At 8:14 PM, Blogger Bart DePalma said...

arne:

["Bart"]: The AG serves at the pleasure of the President to execute the policy goals of the President.

Some might think that the job of any executive officer is to do whatever the preznit tells him to do, but in fact, for most people, the standard definition of the job of the AG is as the "top law enforcement official of the Unites States".


The "top law enforcement official of the United States" would be the President, not the AG. Try reading Article II again. The President is vested with all executive power. Law enforcement is a basic executive power. The AG is merely the subordinate of the President delegated the task of law enforcement.

 
At 9:32 AM, Blogger Arne Langsetmo said...

"Bart" DePalma:

The "top law enforcement official of the United States" would be the President, not the AG.

No. The preznit is the chief executive. The top law enforcement official is the AG, the head of the Department of Justice, specifically tasked to see that the laws are carried out and to oversee investigation and prosecution of crimes and other violations of the law. Really. It's in the job description, and it's in the mandate for the Department of Justice. The preznit is the AG's boss, but the preznit has many duties and is not adequately described as the "law enforcement official".

The AG is merely the subordinate of the President delegated the task of law enforcement.

Do you seriously contend that the preznit could delegate the running of the Department of Health and Social Services to the AG next week?!?!? This is beyond silly, "Bart": The very existence -- and the job responsibilities -- of the Cabinet, as well as the authorisation for the Department of Justice, are due to Congressional action, not the "Divine Right of Kings".

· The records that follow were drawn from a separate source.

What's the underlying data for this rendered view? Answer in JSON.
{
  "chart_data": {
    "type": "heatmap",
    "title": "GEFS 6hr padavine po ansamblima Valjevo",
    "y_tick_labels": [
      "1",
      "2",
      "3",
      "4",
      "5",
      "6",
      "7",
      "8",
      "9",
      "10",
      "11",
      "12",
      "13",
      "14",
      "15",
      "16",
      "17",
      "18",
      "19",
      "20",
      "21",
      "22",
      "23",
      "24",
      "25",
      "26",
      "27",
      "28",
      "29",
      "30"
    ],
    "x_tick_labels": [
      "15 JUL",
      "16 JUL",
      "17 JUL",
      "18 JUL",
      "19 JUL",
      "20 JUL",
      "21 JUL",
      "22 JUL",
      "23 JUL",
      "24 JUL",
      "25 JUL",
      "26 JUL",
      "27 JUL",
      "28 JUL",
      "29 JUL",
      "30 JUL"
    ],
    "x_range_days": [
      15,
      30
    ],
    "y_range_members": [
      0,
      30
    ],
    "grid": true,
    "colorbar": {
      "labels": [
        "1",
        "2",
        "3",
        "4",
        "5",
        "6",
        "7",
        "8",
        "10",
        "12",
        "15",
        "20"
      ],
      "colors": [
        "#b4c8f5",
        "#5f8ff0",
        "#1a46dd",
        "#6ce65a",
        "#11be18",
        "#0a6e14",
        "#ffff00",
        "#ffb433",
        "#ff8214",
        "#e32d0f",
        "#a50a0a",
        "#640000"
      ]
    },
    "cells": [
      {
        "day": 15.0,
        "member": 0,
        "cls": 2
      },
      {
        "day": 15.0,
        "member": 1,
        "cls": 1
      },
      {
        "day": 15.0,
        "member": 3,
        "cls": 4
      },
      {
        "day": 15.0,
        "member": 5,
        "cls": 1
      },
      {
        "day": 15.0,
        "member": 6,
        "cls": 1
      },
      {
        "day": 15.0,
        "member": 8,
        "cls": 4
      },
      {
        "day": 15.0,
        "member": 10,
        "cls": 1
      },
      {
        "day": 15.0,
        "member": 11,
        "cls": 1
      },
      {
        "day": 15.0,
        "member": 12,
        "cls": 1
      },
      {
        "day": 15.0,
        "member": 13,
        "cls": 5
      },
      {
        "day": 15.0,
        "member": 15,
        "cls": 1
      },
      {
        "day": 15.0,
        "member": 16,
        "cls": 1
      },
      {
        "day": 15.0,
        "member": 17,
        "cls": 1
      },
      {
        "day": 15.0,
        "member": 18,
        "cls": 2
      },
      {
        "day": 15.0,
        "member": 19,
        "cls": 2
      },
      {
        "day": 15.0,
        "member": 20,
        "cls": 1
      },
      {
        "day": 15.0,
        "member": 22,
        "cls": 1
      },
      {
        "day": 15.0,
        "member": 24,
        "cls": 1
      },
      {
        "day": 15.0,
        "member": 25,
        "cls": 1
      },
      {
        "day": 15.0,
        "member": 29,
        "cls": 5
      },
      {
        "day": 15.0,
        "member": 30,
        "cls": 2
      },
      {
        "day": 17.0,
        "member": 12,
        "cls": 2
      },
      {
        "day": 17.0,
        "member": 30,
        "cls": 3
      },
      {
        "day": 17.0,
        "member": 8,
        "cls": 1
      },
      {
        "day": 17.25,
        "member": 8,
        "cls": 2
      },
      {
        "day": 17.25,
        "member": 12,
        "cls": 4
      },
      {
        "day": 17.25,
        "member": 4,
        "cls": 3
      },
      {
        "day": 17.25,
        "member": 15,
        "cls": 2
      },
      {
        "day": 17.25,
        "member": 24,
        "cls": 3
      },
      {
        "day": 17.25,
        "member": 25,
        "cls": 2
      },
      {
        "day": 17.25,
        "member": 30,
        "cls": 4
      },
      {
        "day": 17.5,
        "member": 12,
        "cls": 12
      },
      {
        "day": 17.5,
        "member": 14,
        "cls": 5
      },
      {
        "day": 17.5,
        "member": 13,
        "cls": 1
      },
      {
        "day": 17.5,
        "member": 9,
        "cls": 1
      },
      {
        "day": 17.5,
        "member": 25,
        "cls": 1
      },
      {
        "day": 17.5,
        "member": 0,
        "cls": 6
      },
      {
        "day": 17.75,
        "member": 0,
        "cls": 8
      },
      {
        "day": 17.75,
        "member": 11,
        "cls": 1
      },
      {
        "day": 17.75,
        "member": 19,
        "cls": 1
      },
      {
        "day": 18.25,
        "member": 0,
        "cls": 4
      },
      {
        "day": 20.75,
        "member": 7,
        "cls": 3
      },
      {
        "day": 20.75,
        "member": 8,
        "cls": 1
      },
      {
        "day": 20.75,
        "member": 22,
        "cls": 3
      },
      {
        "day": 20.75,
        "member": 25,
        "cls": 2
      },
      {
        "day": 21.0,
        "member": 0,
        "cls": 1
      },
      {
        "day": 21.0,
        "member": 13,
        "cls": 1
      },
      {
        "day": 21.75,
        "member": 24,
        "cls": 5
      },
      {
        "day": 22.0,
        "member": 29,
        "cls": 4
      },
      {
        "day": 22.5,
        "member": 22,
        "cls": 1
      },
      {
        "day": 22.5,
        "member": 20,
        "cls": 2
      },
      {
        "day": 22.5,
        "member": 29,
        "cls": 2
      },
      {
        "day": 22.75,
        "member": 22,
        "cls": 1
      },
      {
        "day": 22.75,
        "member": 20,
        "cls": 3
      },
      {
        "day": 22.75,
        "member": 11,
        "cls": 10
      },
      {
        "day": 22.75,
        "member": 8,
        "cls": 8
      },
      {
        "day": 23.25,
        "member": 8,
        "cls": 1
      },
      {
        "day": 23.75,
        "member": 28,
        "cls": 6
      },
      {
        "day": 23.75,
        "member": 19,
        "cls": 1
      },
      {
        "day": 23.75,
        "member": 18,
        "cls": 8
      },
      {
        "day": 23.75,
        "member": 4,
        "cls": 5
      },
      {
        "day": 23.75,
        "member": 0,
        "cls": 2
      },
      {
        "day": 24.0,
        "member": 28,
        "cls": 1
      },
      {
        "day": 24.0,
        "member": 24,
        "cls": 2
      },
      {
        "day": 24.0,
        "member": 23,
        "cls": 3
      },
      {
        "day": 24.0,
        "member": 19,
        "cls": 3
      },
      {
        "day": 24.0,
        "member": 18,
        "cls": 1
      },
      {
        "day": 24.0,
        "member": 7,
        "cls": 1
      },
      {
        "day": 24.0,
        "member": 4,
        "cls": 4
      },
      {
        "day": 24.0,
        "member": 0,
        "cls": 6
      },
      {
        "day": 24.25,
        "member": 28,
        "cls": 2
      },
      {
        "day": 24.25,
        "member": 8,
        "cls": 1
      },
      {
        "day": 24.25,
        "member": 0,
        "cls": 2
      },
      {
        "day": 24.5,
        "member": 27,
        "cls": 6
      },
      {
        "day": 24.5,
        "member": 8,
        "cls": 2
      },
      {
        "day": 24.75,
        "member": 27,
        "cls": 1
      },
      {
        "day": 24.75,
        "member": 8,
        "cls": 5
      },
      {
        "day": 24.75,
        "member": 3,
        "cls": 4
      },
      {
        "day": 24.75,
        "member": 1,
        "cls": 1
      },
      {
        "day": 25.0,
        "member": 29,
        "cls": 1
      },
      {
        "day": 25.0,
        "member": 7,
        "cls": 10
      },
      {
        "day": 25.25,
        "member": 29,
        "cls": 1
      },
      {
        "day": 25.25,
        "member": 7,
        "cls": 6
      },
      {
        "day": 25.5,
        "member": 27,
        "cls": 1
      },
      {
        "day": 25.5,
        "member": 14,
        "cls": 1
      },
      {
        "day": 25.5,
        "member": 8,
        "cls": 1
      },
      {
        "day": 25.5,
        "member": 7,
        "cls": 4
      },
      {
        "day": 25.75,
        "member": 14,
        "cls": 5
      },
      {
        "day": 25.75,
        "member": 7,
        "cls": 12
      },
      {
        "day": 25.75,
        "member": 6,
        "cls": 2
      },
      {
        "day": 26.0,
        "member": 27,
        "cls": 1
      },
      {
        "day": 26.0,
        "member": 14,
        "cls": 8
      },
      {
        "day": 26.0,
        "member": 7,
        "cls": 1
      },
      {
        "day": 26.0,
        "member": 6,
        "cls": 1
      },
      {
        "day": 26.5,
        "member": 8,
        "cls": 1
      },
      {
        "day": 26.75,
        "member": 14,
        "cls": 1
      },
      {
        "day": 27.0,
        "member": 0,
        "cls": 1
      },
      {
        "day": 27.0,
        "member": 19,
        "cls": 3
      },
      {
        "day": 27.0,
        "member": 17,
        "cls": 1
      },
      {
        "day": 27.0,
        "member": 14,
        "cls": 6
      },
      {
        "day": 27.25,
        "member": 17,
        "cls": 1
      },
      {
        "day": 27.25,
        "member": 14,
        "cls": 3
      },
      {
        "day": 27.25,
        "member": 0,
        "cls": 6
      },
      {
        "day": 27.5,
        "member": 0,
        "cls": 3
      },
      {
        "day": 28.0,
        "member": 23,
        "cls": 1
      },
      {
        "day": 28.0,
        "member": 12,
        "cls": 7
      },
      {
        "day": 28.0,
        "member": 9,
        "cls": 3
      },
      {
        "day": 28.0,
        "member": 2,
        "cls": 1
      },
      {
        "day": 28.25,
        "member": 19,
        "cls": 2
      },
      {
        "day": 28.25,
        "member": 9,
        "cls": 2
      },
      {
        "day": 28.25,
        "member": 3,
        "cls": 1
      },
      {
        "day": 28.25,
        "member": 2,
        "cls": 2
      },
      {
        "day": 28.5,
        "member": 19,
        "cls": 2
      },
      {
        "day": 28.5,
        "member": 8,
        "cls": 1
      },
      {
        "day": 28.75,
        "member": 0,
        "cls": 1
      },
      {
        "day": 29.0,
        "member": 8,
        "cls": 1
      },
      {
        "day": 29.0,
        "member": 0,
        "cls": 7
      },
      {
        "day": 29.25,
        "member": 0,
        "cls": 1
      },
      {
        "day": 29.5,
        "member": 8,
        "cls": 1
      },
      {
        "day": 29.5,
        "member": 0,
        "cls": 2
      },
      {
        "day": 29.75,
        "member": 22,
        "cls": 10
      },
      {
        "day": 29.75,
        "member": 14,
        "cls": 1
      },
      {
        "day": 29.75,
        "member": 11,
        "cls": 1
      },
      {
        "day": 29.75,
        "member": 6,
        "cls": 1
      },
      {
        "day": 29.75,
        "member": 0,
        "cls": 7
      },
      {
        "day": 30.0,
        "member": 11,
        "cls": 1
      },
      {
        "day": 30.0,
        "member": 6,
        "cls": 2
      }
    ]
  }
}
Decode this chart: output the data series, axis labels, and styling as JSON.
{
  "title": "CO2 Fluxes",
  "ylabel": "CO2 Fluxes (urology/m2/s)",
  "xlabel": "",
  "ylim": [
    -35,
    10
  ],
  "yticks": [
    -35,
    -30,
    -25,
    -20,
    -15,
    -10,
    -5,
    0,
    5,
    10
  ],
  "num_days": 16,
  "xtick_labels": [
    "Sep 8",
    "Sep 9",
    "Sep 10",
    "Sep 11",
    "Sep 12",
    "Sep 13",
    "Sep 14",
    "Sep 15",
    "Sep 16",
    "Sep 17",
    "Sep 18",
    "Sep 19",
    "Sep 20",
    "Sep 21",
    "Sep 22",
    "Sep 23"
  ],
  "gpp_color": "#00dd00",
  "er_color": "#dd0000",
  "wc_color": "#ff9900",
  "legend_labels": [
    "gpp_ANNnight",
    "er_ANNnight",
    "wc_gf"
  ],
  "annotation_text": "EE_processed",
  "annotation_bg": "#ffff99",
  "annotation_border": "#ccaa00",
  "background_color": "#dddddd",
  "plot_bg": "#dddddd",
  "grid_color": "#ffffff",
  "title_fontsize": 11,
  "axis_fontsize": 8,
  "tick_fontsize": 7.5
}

Here's the relevant language:

U.S. Constitution, Article II, Section 2:

The President shall be commander in chief of the Army and Navy of the United States, and of the militia of the several states, when called into the actual service of the United States; he may require the opinion, in writing, of the principal officer in each of the executive departments, upon any subject relating to the duties of their respective offices, and he shall have power to grant reprieves and pardons for offenses against the United States, except in cases of impeachment.

He shall have power, by and with the advice and consent of the Senate, to make treaties, provided two thirds of the Senators present concur; and he shall nominate, and by and with the advice and consent of the Senate, shall appoint ambassadors, other public ministers and consuls, judges of the Supreme Court, and all other officers of the United States, whose appointments are not herein otherwise provided for, and which shall be established by law: but the Congress may by law vest the appointment of such inferior officers, as they think proper, in the President alone, in the courts of law, or in the heads of departments.


Nowhere there does it say the AG is the preznit's consigliere.